Mol Cell Neurosci. 1997;9(5-6):333-46. doi: 10.1006/mcne.1997.0633.
Myelin-associated glycoprotein (MAG) is a potent inhibitor of axonal regeneration when used as a substrate for growth. However, to be characterized definitively as inhibitory rather than nonpermissive, MAG must also inhibit axonal regeneration when presented in solution. Here, we show that soluble dMAG (extracellular domain only), released in abundance from myelin and found in vivo and chimeric MAG-Fc, can potently inhibit axonal regeneration. For both dMAG and MAG-Fc, inhibition is dose-dependent. If myelin-conditioned medium is immunodepleted of dMAG, or if a MAG antibody is included with MAG-Fc, inhibition is completely neutralized. Together with MAG's ability to induce growth cone collapse, these results demonstrate that MAG is an inhibitory molecule and not merely nonpermissive. The results also suggest that MAG binds to a specific receptor and initiates a signal transduction cascade to effect inhibition. Importantly, these results indicate that soluble dMAG detected in vivo could contribute to the lack of regeneration in the mammalian CNS after injury.

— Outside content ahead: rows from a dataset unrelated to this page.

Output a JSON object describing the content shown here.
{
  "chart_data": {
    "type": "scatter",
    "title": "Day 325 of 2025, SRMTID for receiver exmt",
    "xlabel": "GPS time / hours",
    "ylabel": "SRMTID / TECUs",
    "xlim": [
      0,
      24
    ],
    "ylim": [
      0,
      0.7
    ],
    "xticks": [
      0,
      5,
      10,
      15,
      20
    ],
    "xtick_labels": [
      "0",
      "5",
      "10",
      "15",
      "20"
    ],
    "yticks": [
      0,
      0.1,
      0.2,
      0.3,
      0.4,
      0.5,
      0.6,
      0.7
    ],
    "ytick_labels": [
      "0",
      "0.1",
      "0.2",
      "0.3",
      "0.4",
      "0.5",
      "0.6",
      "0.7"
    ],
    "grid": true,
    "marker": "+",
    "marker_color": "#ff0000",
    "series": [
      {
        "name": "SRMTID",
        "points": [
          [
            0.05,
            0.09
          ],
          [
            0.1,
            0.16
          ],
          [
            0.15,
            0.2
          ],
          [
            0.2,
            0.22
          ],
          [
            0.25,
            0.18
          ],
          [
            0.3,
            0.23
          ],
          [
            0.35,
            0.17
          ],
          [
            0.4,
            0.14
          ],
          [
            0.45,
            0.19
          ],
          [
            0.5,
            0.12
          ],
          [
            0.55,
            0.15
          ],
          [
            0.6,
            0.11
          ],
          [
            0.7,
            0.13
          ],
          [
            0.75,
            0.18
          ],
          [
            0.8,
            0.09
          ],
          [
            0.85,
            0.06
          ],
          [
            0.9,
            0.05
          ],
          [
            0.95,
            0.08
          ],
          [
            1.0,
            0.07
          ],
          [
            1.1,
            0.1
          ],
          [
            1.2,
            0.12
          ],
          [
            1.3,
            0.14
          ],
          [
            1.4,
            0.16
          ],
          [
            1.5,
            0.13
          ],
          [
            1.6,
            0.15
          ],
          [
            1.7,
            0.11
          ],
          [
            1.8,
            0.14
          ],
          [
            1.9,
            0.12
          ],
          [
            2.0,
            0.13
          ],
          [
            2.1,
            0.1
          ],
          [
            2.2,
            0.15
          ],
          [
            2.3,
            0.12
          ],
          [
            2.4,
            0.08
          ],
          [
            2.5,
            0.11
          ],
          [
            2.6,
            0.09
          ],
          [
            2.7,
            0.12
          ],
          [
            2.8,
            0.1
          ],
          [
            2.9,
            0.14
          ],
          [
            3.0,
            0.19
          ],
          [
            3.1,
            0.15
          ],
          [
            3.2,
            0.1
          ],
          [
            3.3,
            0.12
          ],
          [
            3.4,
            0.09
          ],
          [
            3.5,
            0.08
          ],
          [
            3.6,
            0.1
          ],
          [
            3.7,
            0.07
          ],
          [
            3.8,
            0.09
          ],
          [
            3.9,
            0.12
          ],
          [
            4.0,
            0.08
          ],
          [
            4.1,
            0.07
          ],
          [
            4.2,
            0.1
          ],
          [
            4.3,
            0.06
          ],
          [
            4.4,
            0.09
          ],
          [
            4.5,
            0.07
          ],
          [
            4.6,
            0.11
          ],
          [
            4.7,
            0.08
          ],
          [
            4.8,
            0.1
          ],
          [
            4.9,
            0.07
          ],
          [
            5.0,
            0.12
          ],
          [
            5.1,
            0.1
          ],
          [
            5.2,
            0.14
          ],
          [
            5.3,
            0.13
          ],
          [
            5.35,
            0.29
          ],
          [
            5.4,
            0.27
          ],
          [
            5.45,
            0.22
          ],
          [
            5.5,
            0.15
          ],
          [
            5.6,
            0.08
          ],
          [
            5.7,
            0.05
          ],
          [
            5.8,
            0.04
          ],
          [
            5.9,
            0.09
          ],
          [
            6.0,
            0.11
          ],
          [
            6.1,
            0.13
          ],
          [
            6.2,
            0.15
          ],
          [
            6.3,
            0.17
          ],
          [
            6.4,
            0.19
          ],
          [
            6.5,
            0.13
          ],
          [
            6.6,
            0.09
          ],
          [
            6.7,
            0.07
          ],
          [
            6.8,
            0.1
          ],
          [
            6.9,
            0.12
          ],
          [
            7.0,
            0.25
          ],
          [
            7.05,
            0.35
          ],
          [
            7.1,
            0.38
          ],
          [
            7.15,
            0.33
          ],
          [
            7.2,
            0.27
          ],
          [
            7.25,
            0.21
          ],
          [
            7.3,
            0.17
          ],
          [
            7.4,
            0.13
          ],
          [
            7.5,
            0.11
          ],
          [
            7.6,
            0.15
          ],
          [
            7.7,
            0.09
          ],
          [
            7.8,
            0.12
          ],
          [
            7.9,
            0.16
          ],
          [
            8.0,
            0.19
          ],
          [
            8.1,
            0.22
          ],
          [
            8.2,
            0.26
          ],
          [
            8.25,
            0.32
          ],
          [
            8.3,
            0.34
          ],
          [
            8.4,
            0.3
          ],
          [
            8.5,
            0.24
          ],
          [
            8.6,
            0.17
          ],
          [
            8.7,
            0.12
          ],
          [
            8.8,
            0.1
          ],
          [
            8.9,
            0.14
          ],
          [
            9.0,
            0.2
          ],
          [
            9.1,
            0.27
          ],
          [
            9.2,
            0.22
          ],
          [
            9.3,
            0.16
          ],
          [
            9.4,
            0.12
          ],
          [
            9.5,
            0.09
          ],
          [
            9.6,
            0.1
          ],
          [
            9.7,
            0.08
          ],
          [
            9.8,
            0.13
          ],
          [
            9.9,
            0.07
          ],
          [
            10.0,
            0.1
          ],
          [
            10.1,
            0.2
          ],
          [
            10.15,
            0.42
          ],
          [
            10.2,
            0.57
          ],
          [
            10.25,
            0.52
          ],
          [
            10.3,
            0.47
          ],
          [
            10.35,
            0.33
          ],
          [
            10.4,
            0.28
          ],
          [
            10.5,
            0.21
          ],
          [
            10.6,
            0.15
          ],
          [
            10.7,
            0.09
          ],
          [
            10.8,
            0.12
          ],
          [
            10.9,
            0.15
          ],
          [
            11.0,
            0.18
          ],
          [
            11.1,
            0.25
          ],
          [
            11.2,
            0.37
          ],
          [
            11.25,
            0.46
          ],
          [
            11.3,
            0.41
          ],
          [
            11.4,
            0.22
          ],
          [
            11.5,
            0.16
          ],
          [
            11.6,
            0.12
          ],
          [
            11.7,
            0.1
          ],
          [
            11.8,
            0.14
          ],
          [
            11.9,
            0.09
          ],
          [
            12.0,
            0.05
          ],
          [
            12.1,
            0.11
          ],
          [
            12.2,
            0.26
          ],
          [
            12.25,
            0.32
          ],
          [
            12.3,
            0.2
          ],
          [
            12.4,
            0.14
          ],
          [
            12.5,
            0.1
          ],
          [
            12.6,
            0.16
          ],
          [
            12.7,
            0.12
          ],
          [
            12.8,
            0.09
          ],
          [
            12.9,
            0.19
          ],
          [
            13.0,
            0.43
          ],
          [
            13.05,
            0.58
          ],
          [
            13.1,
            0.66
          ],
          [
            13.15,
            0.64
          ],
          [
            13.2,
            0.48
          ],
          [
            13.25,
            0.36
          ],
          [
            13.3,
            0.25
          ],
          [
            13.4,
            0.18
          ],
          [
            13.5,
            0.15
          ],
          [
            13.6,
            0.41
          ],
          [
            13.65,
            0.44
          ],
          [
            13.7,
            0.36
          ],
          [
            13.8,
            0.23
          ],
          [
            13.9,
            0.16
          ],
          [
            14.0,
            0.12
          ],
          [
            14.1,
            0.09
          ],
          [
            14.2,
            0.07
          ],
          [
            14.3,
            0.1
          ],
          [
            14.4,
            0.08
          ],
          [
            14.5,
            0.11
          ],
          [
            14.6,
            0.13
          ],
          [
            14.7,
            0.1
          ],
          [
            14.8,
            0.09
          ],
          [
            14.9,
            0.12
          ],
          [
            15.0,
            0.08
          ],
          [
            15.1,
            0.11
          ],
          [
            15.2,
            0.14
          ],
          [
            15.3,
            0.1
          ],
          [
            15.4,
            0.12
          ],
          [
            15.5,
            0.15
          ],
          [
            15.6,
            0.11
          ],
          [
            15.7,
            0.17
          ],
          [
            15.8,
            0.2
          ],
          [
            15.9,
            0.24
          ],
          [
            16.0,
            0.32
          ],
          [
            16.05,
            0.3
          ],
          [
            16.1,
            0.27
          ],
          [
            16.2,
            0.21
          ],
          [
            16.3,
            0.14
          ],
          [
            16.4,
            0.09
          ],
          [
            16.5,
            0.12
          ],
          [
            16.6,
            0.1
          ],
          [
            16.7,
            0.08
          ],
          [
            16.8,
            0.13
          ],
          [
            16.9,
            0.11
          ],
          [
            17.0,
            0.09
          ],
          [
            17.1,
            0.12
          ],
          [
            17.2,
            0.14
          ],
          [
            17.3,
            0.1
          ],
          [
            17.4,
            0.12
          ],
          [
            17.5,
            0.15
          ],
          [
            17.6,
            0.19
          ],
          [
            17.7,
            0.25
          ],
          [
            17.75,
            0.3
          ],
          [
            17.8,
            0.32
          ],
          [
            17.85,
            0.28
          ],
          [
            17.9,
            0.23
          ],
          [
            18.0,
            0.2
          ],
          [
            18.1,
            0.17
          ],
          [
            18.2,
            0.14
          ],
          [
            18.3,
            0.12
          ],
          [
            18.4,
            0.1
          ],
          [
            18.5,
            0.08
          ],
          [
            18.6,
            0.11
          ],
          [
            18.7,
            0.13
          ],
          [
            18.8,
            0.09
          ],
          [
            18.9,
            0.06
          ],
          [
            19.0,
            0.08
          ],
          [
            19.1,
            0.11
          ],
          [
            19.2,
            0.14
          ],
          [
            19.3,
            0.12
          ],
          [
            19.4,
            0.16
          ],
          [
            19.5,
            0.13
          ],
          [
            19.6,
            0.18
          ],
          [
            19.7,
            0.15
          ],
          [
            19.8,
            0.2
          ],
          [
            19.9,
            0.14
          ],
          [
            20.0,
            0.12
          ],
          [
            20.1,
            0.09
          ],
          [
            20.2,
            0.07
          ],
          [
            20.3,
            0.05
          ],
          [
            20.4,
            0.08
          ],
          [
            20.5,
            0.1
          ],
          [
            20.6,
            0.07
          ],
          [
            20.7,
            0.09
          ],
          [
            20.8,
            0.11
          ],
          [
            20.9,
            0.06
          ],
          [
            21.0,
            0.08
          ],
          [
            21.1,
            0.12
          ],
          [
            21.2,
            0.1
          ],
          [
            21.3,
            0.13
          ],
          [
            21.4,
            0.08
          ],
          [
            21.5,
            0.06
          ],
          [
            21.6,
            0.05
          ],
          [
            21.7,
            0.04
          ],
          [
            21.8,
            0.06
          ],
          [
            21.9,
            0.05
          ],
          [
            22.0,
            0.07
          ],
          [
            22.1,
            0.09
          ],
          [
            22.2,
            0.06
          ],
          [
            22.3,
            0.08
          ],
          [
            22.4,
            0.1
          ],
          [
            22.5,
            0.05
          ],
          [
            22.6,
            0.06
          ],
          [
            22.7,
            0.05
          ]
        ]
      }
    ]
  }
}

髓磷脂相关糖蛋白(MAG)用作生长底物时是轴突再生的强效抑制剂。然而,要明确其为抑制性而非非许可性,MAG在溶液中存在时也必须抑制轴突再生。在此,我们表明,从髓磷脂中大量释放、在体内发现的可溶性dMAG(仅细胞外结构域)以及嵌合MAG-Fc能够有效抑制轴突再生。对于dMAG和MAG-Fc而言,抑制作用均呈剂量依赖性。如果对髓磷脂条件培养基进行免疫去除dMAG处理,或者在MAG-Fc中加入MAG抗体,抑制作用会完全被中和。结合MAG诱导生长锥塌陷的能力,这些结果表明MAG是一种抑制性分子,而不仅仅是非许可性分子。这些结果还表明,MAG与特定受体结合并启动信号转导级联反应以实现抑制作用。重要的是,这些结果表明,在体内检测到的可溶性dMAG可能导致哺乳动物中枢神经系统损伤后再生能力的缺失。